Nascent substances have unique properties, and some age faster than others
The compounds we handle as chemists usually come in bottles. They are simple and stable solids and liquids, and have often been there for months. By contrast, newly made chemical substances are often ‘nascent’, and far more reactive than later.
The lung disease silicosis, one of the many hazards of coal mining, occurs because the hewing of coal releases ‘nascent silica’ from the rock. The miner breathes it in, when it can start lung damage. It takes maybe half an hour for the newly-hewn silica particles to lose their biological danger. Another example is the fire extinguishing agent Monnex, a dry powder made by dissolving potassium bicarbonate in molten urea, letting the solution set, and grinding the solid up.
When you put the powder in a flame, the urea evaporates. It precipitates the potassium bicarbonate as millions of tiny crystals, which collectively have a huge total surface area – many hundreds of square metres per gram of solid. All that huge newly created surface area is dense with nascent and reactive instabilities: electrons, holes, incomplete molecules and so on. We refer to them collectively as free radicals – incomplete and highly reactive molecules (such as •CH3 or •OH). Fire itself is a gaseous free radical reaction. It generates only a tiny proportion of free radicals, but as a chain reaction it is propagated through the air by them. The sudden huge new powder surface Monnex creates reacts with many of those free radicals. By combining with them and removing them, it damps out the fire.
Nobody seems to have invented a good theory of nascence in solids, but chemists often exploit it informally. Most of us know the trick of crystallising a solid from its solution by scratching the glass wall of its container.

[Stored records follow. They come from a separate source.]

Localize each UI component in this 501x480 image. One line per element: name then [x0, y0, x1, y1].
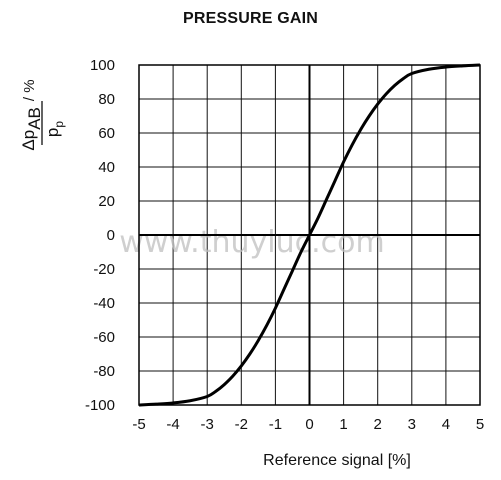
- svg-text:ΔpAB/ %: ΔpAB / %: [19, 79, 44, 150]
- x-tick-label: -2: [235, 416, 248, 433]
- y-tick-label: -20: [93, 261, 115, 278]
- y-label-unit: / %: [21, 79, 38, 101]
- x-tick-label: 1: [339, 416, 347, 433]
- x-tick-label: 3: [408, 416, 416, 433]
- x-tick-labels: -5 -4 -3 -2 -1 0 1 2 3 4 5: [132, 416, 484, 433]
- watermark: www.thuyluc.com: [119, 225, 384, 260]
- y-tick-label: -80: [93, 363, 115, 380]
- y-label-numerator-sub: AB: [25, 107, 44, 130]
- x-axis-label: Reference signal [%]: [263, 452, 411, 469]
- y-label-denominator-sub: p: [52, 121, 66, 128]
- x-tick-label: -3: [201, 416, 214, 433]
- y-label-numerator: Δp: [19, 130, 38, 151]
- y-tick-labels: 100 80 60 40 20 0 -20 -40 -60 -80 -100: [85, 57, 115, 414]
- x-tick-label: 4: [442, 416, 450, 433]
- chart-title: PRESSURE GAIN: [182, 10, 319, 27]
- y-label-denominator: p: [43, 128, 62, 137]
- plot-frame: [138, 64, 481, 406]
- y-tick-label: -40: [93, 295, 115, 312]
- y-tick-label: -100: [85, 397, 115, 414]
- watermark-text: www.thuyluc.com: [119, 225, 384, 260]
- y-tick-label: 40: [98, 159, 115, 176]
- svg-text:pp: pp: [43, 121, 66, 137]
- y-tick-label: 0: [107, 227, 115, 244]
- series: [138, 63, 481, 407]
- y-tick-label: 60: [98, 125, 115, 142]
- y-tick-label: 20: [98, 193, 115, 210]
- pressure-gain-curve: [138, 63, 481, 407]
- x-tick-label: -1: [269, 416, 282, 433]
- x-tick-label: 0: [305, 416, 313, 433]
- y-axis-label: ΔpAB / % pp: [19, 79, 66, 150]
- y-tick-label: -60: [93, 329, 115, 346]
- x-tick-label: 5: [476, 416, 484, 433]
- x-tick-label: -4: [166, 416, 179, 433]
- x-tick-label: -5: [132, 416, 145, 433]
- y-tick-label: 100: [90, 57, 115, 74]
- y-tick-label: 80: [98, 91, 115, 108]
- x-tick-label: 2: [374, 416, 382, 433]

It probably works by releasing nascent silica or ‘nascent glass’ particles which start the crystals growing. Diazomethane, that useful but dangerously explosive reagent, may also be set off by scratching the glass wall of the container holding its solution. In these cases, the glass or the silica seem to lose their nascence in seconds.
Every solid must start off nascent. Imagine a newly-formed bit of solid – a crystal, say. When first created, it will have an incomplete and unstable surface, and will need to reach some sort of chemical equilibrium with the fluid around it – which may be the solvent it crystallised from, or may be the air. I imagine that it will react with that fluid to produce, perhaps, a monolayer of oxide. Or it may attract water vapour from the air, and form a monolayer of hydrate.
The chemist making it will notice nothing. That small surface area of monolayer will not affect its chemical properties in any obvious way, and the analysis, which is conducted on a weighed sample of bulk material, will not register it either. Nonetheless, every solid must be impure because of that monolayer. Only in a few special cases, such as Monnex, do we make crystals so small that the surface starts to matter.